As for cutting spending, Cain said: "I would mandate a 10 percent cut to every federal agency off the top."
”I’m going to give the people in each agency a chance to tell me how we get that first 10 percent," he added. “If they don’t get it, I know how to get it.” Cain said, following another analysis, the government would begin eliminating unnecessary programs. "I believe we will be able to get about a 20 percent reduction without cutting red meat, without cutting bone."

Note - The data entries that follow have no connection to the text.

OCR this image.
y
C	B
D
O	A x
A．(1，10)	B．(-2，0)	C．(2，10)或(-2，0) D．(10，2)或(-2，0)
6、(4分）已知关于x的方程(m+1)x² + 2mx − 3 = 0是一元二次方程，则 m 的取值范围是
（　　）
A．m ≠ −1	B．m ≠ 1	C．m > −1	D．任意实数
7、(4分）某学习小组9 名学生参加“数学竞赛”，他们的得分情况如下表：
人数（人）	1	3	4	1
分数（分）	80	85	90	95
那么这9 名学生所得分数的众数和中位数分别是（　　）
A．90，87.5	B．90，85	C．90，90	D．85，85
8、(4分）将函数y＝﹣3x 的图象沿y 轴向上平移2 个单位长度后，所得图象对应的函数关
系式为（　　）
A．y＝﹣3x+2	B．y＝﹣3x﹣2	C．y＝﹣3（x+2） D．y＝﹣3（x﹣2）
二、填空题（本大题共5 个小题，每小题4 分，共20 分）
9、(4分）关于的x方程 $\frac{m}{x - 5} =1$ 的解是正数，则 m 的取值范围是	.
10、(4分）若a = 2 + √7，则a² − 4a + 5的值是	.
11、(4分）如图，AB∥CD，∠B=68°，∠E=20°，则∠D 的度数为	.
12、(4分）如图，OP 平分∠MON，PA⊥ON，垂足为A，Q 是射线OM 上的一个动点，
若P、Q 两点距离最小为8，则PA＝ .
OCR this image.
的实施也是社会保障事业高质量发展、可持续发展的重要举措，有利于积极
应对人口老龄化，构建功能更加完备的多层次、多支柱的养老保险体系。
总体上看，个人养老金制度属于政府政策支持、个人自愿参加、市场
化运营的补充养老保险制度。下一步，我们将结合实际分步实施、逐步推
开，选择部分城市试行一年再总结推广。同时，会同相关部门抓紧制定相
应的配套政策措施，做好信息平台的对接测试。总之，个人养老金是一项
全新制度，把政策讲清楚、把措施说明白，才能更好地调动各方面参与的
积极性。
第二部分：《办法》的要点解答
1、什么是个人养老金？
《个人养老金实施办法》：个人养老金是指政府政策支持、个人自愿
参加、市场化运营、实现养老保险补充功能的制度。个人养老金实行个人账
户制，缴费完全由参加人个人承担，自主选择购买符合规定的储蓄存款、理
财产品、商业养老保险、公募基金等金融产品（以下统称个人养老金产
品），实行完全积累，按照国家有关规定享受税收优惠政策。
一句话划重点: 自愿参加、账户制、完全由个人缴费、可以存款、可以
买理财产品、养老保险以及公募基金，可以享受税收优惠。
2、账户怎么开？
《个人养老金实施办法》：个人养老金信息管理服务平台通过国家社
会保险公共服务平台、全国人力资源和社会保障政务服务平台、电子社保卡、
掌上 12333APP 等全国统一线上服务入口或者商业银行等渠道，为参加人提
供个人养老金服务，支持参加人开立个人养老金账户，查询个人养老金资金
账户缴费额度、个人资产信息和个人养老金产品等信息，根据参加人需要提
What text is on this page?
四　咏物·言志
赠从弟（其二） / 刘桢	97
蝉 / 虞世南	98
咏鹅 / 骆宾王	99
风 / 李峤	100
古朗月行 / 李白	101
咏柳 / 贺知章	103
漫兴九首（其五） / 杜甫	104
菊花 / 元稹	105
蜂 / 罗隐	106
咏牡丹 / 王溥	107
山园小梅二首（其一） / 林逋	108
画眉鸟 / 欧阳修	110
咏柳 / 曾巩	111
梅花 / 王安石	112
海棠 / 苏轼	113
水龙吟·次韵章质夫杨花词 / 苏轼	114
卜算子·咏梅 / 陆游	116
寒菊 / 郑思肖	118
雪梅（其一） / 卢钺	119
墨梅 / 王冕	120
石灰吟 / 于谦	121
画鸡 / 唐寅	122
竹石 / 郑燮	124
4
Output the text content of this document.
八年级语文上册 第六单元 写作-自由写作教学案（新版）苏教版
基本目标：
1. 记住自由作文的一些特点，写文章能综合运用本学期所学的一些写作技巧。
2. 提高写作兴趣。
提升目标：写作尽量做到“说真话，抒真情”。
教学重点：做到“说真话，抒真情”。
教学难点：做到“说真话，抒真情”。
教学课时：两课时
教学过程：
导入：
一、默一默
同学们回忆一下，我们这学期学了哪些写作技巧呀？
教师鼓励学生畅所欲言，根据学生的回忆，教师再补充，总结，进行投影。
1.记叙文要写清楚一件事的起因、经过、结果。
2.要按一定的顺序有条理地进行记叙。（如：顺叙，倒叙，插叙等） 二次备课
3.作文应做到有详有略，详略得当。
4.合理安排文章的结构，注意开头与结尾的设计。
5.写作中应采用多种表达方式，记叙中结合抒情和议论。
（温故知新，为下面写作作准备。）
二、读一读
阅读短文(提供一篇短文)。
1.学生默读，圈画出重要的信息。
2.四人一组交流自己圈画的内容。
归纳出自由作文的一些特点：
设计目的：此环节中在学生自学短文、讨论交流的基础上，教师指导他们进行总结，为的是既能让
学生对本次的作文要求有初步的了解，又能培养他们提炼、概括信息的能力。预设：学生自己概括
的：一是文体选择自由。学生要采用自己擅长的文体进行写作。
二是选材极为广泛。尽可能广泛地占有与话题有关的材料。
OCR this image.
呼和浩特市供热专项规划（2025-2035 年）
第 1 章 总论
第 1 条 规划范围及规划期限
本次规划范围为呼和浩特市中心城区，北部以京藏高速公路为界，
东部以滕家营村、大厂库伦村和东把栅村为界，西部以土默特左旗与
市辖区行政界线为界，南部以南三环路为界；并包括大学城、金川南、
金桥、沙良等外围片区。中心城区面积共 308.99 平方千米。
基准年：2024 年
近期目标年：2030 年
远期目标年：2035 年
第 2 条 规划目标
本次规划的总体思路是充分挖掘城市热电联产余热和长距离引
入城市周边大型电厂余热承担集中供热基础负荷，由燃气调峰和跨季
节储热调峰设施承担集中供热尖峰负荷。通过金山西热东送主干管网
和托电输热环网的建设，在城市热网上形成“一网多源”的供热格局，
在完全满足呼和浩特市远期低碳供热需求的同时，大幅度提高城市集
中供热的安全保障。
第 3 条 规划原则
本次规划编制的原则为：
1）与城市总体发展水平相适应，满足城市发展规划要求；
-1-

Cain said he wouldn't touch Social Security or Medicare in the first year: "I would change them further out." By exempting those programs, that would leave two-thirds of federal spending left to cut. Cutting 20 percent of the rest of the government, no easy task (to put it lightly), would save about $450 billion. (I neglected to ask Cain whether Defense cuts are on the table, and his staff did not respond to an email requesting comment.) My back-of-the envelope math indicates that in order to eliminate the deficit, economic growth would need to account for about another $850 billion in greater revenues--in other words, an implausible 38 percent increase from 2011 revenues.